The volume of flexible office stock in Scotland’s two largest cities, Edinburgh and Glasgow, is set to more than double over the next five years, according to new research from property consultancy JLL.
A new report from JLL – Disruption or Distraction – predicts that flex space will account for over 3.0% of the total office stock in Edinburgh and 4.0% in Glasgow by 2023.
The most recent sign of Scotland’s flex revolution has been the arrival of We Work in Edinburgh. The New York-based operator chose Edinburgh as its 3rd UK city in which to open a 46,000 sq ft space on George Street, accommodating up to 800 people.
Flex workspace providers currently occupy a modest 1.5% of Edinburgh’s total office stock, comprising 376,000 sq ft across the City Centre. The largest flex operator by some margin is Regus, who occupy six city centre locations. Recent take-up has been steady, with similar levels leased in both 2017 (38,000 sq ft) and 2018 (39,000 sq ft), following a blip in 2016.
Like Edinburgh, Glasgow’s flexible office market is in its early growth stages. JLL estimate that the sector occupies 1.6% of the city’s total built stock.
Flex workspace take-up reached a recent peak in 2018 with 73,000 sq ft transacted in three deals. The bulk of which saw Regus expand its presence to two further locations at 1 West Regent Street and 100 West George Street. Glasgow’s largest flexible workspace is operated by Clockwise, a regional provider offering both co-working and private offices, who opened a 36,500 sq ft space at Savoy Tower in 2015.
According to the new report from JLL, the growth of the flex sector is being driven by the evolving nature of work and the shifting structure of the economy, supported by rapidly advancing technology.
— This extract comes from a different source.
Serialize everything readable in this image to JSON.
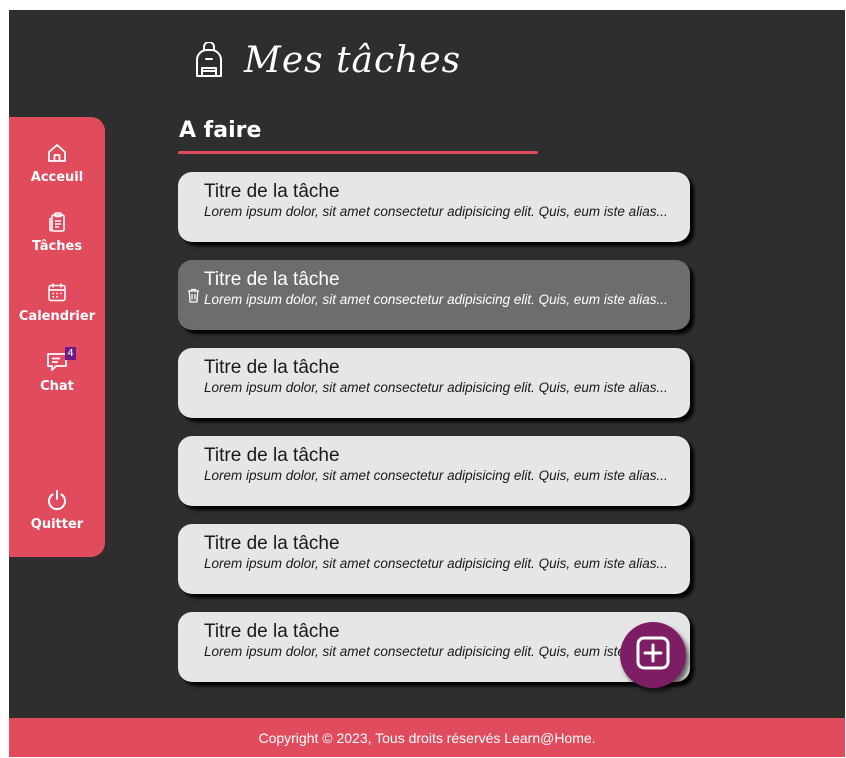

Flex space tends to offer companies alternative solutions with no commitment required to either long-term leasing, to facility management or major up-front capital expenditure. These spaces are being used by individuals, SMEs and increasingly by larger corporates, who are attracted by the increased flexibility, access to innovation and potential reductions in real estate. Providing aspirational workplaces allows companies to enhance the human experience and create an environment where people want to work. This is an essential consideration wherever an office is located.
Commenting on the future prospects for flex operators in Edinburgh, lead director regional tenant representation Ben Reed said: “Edinburgh’s status as one of the UK’s fastest growing tech hubs is reflected in the diversity of the city’s flex workspace offerings. However, supply remains the key stumbling block to any rapid growth in flex stock. Flex operators are typically looking for space north of 30,000 sq ft, and there simply isn’t much of this size available at present.
“Flex has not yet truly disrupted the office market but is a response to the consumerisation of the workplace. Occupiers will play an increasing part in the future of direction of the sector, as operators (and increasingly landlords) become more aware of their customers’ needs and understand how they use spaces. They will benefit from a greater choice in real estate options than at any time previously.”
Commenting on the changing nature of the flex sector, JLL director of office agency Mike Buchan said: “Flexible office space is presenting the corporate occupier market with an appealing alternative. Rather than enter into long leases with landlords, flex operators are increasingly looking offer ‘managed workspaces’, where the space is tailored to the individual occupier’s requirements and all occupational costs are wrapped together with a rentalised fit-out.”
“Looking forward, we expect Glasgow’s flex workspace stock to continue to expand, supported by ongoing expansionary requirements, primarily from regional operators.”